# Angular velocity of a motor

1. Sep 12, 2015

### Jumponright

1. The problem statement, all variables and given/known data
Hi all I am doing a school physics project and I am trying to find the maximum angular velocity of a DC motor. I have built a circuit consisting of a charged capacitor (of known voltage) and a motor. I then try to predict the maximum angular velocity attained by the motor.

2. Relevant equations

3. The attempt at a solution
Is it possible to equate the energy of a capacitor and the kinetic energy of the motor like this?
$$\frac{1}{2} C V^2=\frac{1}{2}Iɷ^2$$
can i similarly integrate it to find the angular displacement?

Thanks for the help guys

2. Sep 12, 2015

### Hesch

No, you cannot, because there will be conductive losses in the windings of the motor, and the capacitor will not be completely discharged ( due to the back-emf of the motor ).

You must make a complete model of the capacitor/motor, including:

- Capacitor voltage (t).
- Back emf in the motor.
- Self induction in the motor.
- Motor inertia.
- Resistance in motor windings.

The easiest way is to do this by Laplace transforms.

You know how to do that ?

3. Sep 12, 2015

### Jumponright

not really, can you explain it? thanks

4. Sep 12, 2015

### Hesch

Well, I can explain it ( with some diagrams, and so on ).

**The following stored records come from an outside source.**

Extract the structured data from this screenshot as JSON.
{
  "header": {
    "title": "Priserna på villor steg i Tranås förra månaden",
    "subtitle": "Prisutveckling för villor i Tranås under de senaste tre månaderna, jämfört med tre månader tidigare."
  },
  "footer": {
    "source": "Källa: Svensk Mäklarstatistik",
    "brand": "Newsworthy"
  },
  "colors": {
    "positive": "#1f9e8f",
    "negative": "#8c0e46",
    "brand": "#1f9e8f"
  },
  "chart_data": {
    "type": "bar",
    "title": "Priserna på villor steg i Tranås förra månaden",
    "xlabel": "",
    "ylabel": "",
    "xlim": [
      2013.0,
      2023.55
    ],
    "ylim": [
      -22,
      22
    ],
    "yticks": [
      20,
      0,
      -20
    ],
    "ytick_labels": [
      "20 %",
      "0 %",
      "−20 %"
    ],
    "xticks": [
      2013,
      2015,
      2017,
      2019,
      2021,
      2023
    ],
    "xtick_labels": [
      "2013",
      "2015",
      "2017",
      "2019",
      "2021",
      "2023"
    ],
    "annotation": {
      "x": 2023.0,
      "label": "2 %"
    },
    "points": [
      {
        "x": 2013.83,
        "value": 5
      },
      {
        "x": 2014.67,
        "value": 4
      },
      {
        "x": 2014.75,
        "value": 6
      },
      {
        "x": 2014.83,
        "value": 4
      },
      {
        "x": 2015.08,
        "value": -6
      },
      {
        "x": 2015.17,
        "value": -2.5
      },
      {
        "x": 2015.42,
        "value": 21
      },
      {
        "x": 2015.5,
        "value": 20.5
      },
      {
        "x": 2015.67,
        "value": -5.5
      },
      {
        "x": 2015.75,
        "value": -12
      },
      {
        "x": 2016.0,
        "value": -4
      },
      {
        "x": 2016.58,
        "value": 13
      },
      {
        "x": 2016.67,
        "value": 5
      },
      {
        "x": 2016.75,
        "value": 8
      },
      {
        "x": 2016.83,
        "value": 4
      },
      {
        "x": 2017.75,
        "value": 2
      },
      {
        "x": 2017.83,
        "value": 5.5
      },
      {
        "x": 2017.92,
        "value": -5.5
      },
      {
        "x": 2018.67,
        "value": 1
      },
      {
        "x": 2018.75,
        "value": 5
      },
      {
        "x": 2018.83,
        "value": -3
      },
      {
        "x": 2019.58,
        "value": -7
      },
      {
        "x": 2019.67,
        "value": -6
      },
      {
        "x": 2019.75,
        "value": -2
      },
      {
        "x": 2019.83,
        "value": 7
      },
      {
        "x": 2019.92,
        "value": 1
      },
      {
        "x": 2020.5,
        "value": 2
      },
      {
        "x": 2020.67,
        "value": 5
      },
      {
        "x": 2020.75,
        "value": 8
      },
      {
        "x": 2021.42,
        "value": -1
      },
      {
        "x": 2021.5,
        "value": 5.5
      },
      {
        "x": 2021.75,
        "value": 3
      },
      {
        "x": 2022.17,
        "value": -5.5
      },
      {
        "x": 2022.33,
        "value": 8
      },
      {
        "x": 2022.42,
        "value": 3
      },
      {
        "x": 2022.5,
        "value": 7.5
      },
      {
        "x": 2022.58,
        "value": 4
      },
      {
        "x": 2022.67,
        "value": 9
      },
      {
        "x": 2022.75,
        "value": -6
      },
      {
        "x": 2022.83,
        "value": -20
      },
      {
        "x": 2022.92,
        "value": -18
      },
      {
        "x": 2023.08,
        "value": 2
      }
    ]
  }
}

But are you familiar with Laplace transforms at all ?

For example: The impedance of a capacitor, ZC(s) = 1/(sC) ?
Or when you ( in time-domain ) integrate a signal, you divide by s in the Laplace domain ?

If you are familiar with that, I can sketch a diagram with an explanation.

5. Sep 15, 2015

### Jumponright

I have just read a bit on Laplace transforms, I can try to understand it

6. Sep 16, 2015

### Hesch

Do you have some (realistic) values as for the above? ( also the value of the capacitor ).

I think that an algebraic explanation will be a mess.